Noche infernal
Regreso a casa tras pasar una agradable velada, tres veces pospuesta, con unos viejos amigos. Al salir del metro una bofetada de aire cálido y húmedo, diría que bochornoso, me recibe. Gruesas gotas caen irregulares y dispersas de amenazantes –supongo– nubarrones que encapotan el negro cielo.
Mientras recorro las tres escasas manzanas que separa la boca del metro de mi portal, el viento forma remolinos de hojas y pétalos a mi alredor.
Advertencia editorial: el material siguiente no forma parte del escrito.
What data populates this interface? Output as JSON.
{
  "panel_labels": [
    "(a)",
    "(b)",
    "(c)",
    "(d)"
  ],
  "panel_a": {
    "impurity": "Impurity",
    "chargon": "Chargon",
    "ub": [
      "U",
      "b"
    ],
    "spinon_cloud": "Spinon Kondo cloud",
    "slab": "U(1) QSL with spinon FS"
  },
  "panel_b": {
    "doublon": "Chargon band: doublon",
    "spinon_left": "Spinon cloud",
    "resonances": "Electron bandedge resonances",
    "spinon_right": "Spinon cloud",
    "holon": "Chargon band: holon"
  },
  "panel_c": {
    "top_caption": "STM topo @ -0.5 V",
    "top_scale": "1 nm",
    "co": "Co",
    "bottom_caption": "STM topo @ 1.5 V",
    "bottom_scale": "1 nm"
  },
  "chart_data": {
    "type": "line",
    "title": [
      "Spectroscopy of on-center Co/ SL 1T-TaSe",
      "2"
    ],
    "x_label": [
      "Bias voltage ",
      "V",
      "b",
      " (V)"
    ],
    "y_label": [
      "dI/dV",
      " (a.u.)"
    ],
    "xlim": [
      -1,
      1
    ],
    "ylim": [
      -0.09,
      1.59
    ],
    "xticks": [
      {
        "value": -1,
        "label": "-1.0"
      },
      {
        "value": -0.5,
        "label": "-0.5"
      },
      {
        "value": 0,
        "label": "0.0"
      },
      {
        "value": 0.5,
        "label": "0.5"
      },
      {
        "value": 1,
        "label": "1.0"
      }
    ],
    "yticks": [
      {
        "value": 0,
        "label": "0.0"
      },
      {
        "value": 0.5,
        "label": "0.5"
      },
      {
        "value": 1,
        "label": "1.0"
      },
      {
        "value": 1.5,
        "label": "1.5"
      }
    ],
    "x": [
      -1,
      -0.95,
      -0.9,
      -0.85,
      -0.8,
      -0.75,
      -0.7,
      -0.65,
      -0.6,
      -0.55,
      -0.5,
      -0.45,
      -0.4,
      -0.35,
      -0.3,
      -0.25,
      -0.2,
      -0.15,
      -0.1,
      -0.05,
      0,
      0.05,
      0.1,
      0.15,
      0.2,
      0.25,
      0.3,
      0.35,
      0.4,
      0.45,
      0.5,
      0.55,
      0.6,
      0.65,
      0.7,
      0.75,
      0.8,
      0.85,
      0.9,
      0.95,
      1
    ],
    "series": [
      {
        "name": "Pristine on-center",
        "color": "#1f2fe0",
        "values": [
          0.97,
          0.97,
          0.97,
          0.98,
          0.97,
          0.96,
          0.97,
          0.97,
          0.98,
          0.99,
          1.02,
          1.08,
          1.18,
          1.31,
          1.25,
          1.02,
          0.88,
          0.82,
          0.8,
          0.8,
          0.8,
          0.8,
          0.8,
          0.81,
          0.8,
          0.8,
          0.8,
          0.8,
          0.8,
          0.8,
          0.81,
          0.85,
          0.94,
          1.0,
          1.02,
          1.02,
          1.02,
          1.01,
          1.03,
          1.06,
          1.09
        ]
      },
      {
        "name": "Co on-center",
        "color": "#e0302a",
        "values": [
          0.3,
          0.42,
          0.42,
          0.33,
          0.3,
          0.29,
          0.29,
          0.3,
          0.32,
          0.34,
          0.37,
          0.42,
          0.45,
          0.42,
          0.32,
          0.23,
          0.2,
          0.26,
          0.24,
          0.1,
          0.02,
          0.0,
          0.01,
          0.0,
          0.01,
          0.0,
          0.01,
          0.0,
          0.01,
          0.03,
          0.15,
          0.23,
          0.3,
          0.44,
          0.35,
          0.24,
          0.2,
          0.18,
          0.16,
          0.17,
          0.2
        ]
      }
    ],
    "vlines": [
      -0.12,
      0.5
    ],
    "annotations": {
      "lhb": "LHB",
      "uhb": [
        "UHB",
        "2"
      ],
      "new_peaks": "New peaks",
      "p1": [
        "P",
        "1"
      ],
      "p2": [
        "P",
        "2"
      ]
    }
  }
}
A pesar de que el reloj apenas ha superado la medianoche, las calles desiertas me provocan un desasosiego creciente que me impulsa a correr hacia casa. La carga eléctrica se palpa en el ambiente, pero la tormenta no se decide a estallar.
Cada vez más nervioso, doblo la última esquina, Un coche de la Policía Municipal en ronda nocturna gira en dirección opuesta a la mía, ajeno al vagabundo que hurga en los contenedores de basura. Con alivio, abro la puerta de mi edificio, cuyo vestíbulo me saluda con su frescor habitual.
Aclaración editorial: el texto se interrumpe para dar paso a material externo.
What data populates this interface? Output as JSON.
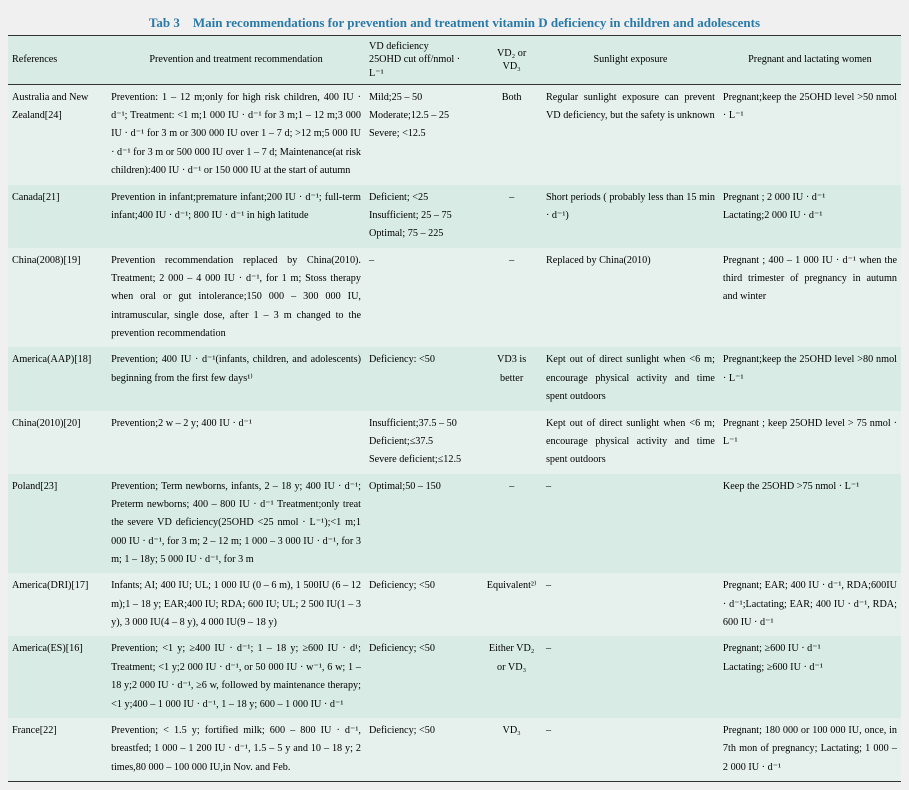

Subo hasta mi piso, donde, una vez más, recibo el abrazo del calor que anuncia la inminente llegada del verano. Abro la ventana del dormitorio. Nada. El viento que hace unos instantes se empeñaba en cegarme con las hojas y la tierra que arrastraba en sus remolinos parece haberse esfumado por arte de magia.
El sudor pega la fina camiseta a mi cuerpo, el bochorno se hace aún más presente y las nubes deciden que no merece la pena aliviar mi sufrimiento descargando sobre mi calle. Resignado, asumo que tras esta noche infernal no me quedará más remedio que vivir otra madrugada en el infierno.